Reunion, Part 2

The fire dance follows.  A woman and one of the girls, perhaps Ramudi's daughter, each light the top of a metal bowl on fire, which they balance on rings of cloth on their heads. 

They move about with the music, then place the bowls on the ground and bend far over backwards, allowing the flames to caress their undulating forms.

A broad-faced man with a thick, bushy beard, wearing a rainbow-colored turban, a white robe and a vest, comes over with a harmonium and joins the musicians.

What a smile!

Click here to hear his passionate singing and harmonium playing.

A harmonium is a small version of a pump organ that is played with one hand, while the other hand pumps the rear board in and out accordion style to give voice to the notes.  He seats himself with the other musicians, and the music continues with a vigorous beat and the soothing, indistinct yet melodious strains of the harmonium.  He sings with the music, lyrics which the crowd follows.  They punctuate his tale with whoops of encouragement, nods of agreement, and knowing acknowledgements.

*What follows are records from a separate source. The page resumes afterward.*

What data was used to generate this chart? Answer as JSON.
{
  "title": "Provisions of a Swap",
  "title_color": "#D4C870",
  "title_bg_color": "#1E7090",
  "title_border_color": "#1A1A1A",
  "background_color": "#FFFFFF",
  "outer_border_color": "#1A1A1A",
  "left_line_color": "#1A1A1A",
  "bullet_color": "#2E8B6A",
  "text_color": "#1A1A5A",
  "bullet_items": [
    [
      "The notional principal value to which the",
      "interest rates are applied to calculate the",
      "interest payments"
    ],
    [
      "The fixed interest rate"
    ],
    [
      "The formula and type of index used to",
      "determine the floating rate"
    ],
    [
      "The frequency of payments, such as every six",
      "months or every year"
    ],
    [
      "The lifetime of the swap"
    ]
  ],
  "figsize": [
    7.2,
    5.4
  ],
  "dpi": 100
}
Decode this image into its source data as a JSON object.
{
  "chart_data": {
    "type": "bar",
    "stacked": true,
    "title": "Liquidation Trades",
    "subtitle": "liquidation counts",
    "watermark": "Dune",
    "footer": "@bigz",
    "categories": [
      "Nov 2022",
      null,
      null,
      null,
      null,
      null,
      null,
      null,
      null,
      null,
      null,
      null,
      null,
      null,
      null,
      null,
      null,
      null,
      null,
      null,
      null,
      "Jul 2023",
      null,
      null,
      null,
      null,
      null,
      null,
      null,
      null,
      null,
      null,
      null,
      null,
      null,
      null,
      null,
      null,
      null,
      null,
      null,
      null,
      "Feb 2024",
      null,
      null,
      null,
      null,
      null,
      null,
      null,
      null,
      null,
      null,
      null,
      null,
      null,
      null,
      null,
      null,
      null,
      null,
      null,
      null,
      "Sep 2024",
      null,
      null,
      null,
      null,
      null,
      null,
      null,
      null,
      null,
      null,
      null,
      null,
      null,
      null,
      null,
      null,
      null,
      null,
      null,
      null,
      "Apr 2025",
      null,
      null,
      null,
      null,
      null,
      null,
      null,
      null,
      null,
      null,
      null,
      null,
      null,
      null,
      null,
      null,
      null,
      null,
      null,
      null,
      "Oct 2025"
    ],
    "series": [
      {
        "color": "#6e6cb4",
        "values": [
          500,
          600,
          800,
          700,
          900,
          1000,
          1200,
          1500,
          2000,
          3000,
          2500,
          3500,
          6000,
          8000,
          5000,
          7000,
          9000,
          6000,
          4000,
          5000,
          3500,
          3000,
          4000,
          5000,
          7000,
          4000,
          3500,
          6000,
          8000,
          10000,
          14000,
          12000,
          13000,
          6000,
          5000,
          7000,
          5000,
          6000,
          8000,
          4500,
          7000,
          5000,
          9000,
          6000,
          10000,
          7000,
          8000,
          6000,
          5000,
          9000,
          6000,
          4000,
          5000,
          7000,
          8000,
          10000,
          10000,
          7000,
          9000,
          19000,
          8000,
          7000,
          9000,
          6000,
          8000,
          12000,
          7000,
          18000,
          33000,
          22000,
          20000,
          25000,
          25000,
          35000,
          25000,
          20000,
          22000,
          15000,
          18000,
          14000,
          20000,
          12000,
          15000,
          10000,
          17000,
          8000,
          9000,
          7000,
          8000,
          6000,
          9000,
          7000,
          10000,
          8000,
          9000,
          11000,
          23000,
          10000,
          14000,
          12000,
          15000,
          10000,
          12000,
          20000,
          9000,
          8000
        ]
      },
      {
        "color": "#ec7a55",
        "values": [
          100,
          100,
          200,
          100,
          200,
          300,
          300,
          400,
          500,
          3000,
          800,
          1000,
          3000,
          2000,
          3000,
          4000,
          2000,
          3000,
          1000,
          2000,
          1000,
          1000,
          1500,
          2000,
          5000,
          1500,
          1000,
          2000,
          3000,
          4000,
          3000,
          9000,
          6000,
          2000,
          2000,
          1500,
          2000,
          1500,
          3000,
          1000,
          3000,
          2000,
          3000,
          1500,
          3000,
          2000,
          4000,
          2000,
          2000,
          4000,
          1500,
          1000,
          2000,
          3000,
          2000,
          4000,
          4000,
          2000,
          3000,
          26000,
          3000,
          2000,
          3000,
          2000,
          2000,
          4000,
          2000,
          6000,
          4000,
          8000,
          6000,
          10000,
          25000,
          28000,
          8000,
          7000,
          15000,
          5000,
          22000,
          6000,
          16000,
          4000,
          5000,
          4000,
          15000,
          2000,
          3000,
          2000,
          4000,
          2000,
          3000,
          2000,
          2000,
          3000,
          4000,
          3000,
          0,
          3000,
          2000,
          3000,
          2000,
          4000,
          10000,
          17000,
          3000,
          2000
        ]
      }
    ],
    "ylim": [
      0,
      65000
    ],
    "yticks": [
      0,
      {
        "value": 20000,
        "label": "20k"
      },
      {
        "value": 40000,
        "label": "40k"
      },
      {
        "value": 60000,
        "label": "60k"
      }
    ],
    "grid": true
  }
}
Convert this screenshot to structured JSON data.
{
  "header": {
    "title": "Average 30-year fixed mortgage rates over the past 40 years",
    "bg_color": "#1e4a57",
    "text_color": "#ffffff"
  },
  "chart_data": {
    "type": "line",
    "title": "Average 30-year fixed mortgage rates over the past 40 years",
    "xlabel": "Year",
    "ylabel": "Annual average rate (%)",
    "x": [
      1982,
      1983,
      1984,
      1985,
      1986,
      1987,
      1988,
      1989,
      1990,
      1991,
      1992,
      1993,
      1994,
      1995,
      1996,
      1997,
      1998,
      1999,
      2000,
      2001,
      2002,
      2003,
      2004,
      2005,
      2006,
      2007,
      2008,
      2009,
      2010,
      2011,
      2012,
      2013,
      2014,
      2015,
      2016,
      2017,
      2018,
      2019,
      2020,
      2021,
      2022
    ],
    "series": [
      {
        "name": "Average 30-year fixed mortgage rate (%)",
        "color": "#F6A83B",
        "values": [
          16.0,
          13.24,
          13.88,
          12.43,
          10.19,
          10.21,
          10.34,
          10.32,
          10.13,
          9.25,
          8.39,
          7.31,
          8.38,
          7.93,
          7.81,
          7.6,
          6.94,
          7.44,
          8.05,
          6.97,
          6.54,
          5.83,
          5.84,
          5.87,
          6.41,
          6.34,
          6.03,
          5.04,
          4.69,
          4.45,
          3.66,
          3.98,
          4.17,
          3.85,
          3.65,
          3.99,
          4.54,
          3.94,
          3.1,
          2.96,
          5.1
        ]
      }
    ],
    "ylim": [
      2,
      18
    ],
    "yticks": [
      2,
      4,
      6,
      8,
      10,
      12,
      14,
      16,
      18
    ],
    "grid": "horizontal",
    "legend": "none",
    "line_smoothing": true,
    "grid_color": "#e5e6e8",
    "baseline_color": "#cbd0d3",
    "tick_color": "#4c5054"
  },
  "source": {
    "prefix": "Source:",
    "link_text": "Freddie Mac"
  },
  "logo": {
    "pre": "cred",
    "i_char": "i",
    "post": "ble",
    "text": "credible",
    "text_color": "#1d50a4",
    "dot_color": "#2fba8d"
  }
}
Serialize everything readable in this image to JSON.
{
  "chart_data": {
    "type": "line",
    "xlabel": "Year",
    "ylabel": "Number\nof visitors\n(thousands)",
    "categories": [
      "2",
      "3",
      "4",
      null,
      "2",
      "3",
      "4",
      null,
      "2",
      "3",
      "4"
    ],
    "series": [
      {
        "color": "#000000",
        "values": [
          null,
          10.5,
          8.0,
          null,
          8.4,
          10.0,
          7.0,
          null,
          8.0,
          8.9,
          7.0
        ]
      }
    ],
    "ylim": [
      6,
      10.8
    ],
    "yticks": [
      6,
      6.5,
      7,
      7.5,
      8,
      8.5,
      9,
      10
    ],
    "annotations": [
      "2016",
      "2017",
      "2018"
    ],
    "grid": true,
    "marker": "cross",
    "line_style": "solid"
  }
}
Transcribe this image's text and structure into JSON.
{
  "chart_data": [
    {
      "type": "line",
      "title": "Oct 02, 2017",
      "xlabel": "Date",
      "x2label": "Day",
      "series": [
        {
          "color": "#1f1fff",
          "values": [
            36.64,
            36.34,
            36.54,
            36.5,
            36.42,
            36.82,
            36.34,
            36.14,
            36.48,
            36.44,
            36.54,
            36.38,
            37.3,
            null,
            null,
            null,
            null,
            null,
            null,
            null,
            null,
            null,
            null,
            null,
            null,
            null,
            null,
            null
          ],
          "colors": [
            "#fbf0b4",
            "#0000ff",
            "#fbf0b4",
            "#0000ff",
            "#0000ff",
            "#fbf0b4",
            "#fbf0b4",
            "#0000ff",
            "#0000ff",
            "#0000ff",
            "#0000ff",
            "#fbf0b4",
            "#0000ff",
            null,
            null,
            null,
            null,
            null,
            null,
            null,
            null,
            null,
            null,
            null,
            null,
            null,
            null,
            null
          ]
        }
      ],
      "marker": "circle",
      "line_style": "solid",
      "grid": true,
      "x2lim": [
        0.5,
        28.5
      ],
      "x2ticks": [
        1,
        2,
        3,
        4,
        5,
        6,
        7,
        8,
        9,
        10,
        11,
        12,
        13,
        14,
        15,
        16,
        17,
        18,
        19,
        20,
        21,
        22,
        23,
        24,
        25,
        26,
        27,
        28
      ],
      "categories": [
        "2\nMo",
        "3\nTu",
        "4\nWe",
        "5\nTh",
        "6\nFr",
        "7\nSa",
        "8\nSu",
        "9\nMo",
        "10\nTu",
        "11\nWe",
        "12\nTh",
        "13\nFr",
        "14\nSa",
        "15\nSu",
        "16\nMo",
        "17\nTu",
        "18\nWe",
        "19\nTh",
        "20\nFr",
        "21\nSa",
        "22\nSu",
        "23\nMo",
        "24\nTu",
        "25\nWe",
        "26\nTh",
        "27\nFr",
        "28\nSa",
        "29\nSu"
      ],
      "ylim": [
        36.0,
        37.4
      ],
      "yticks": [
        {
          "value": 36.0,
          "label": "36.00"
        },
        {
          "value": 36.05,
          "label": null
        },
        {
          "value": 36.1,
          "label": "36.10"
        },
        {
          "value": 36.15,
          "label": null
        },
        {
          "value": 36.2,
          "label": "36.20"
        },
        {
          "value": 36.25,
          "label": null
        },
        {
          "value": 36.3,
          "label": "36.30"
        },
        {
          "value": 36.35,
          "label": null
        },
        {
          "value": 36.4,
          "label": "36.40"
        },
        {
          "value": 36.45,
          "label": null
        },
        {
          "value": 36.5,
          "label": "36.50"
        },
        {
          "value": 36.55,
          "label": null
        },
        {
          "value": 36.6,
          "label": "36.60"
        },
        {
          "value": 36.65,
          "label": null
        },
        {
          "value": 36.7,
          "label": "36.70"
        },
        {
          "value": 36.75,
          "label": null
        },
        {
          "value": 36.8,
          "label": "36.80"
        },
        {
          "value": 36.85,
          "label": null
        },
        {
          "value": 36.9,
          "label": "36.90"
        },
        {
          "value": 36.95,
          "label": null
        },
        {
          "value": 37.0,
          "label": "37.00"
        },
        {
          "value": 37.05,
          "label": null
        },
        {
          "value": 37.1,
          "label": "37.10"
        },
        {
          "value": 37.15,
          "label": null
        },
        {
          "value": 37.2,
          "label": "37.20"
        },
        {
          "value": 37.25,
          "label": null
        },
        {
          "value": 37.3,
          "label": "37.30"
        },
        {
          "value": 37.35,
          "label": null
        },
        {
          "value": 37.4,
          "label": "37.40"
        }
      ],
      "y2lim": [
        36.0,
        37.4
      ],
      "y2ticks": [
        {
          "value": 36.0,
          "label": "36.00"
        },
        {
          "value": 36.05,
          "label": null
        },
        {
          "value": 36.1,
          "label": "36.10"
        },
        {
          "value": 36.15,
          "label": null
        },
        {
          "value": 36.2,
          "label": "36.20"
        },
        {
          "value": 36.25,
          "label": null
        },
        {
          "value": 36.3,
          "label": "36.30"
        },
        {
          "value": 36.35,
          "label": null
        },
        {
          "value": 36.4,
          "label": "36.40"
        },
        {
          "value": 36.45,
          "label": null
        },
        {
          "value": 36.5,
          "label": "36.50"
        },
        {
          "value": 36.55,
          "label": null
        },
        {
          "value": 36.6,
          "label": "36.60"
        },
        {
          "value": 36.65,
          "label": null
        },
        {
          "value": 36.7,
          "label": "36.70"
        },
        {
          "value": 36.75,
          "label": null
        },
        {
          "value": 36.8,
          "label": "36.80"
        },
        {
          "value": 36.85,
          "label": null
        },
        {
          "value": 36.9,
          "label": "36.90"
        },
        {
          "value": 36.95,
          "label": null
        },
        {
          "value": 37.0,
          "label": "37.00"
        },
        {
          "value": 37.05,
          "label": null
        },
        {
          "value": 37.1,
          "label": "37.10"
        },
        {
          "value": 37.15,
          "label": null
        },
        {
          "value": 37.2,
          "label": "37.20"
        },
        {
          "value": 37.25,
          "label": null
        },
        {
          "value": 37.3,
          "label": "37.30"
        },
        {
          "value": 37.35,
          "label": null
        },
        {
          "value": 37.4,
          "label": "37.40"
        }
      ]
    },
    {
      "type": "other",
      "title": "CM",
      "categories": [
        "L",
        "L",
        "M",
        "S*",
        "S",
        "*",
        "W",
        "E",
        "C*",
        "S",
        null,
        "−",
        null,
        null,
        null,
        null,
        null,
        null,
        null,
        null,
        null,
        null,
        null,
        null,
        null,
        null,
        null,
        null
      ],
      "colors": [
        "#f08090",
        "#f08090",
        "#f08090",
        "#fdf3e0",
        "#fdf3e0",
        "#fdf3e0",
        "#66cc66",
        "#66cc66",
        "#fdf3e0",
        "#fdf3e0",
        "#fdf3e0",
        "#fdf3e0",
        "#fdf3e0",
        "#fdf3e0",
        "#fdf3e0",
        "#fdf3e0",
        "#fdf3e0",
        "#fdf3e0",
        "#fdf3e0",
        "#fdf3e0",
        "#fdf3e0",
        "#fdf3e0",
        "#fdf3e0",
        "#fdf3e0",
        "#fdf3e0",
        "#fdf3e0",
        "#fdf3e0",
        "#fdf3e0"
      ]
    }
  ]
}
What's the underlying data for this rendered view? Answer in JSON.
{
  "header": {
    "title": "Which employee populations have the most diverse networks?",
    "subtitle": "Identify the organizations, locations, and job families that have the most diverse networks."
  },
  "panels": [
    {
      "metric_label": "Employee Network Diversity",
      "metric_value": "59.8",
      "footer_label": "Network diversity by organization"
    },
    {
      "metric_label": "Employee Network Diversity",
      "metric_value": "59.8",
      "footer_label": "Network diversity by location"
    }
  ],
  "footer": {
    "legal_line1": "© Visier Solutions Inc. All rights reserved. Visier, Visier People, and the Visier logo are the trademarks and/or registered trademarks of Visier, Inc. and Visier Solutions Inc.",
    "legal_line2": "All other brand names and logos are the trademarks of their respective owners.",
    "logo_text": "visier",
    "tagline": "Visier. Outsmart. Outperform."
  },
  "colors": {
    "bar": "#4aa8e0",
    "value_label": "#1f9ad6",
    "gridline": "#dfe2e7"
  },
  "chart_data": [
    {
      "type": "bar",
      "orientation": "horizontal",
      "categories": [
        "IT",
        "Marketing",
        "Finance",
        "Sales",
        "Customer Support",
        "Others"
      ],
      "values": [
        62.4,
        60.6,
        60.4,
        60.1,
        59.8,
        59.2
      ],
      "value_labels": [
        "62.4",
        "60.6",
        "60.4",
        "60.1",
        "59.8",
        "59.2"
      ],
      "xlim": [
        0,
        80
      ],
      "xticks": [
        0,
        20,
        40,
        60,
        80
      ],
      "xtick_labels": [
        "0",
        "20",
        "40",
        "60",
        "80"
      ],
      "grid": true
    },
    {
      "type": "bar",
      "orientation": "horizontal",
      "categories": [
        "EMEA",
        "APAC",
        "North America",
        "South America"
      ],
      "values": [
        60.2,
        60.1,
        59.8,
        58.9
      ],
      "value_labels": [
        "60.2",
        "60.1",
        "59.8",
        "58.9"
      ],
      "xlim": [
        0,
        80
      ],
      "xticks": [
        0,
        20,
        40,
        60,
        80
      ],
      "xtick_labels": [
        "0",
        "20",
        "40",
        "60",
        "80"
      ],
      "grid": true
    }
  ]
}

As the last strains of the last song trail off, Ramudi and her friends, with conspiratorial smiles, bring Ginny and Alyse into their house.  They emerge decked out in beautiful dresses, makeup and each with a bindhi dot in the center of her forehead representing the third eye.

Alyse wears an intricate bead necklace, like many of the Sapera women.  Ramudi's daughter and her friend paint Ginny and Alyse's fingernails bright red.

The cultural interchange continues as the men dress me up in a lightweight, yellow long-sleeved cotton shirt, a white dhoti and a red dot on my third eye.  In return, I give them my t-shirt and my blue jeans.  Lightweight long-sleeved cotton shirts and pants are common in India to beat the heat.  A dhoti is a long piece of material, like a very thin sheet that measures three yards by a yard.  Many Indian men wear dhotis instead of pants.

They demonstrate the complex method for wrapping a dhoti about your legs, but I forget it almost immediately.

The opposite of the peacock, men's outfits are usually much more sedate than women's, and my yellow shirt and white dhoti are outshined alongside Ginny and Alyse's brilliant dresses, makeup and jewelry.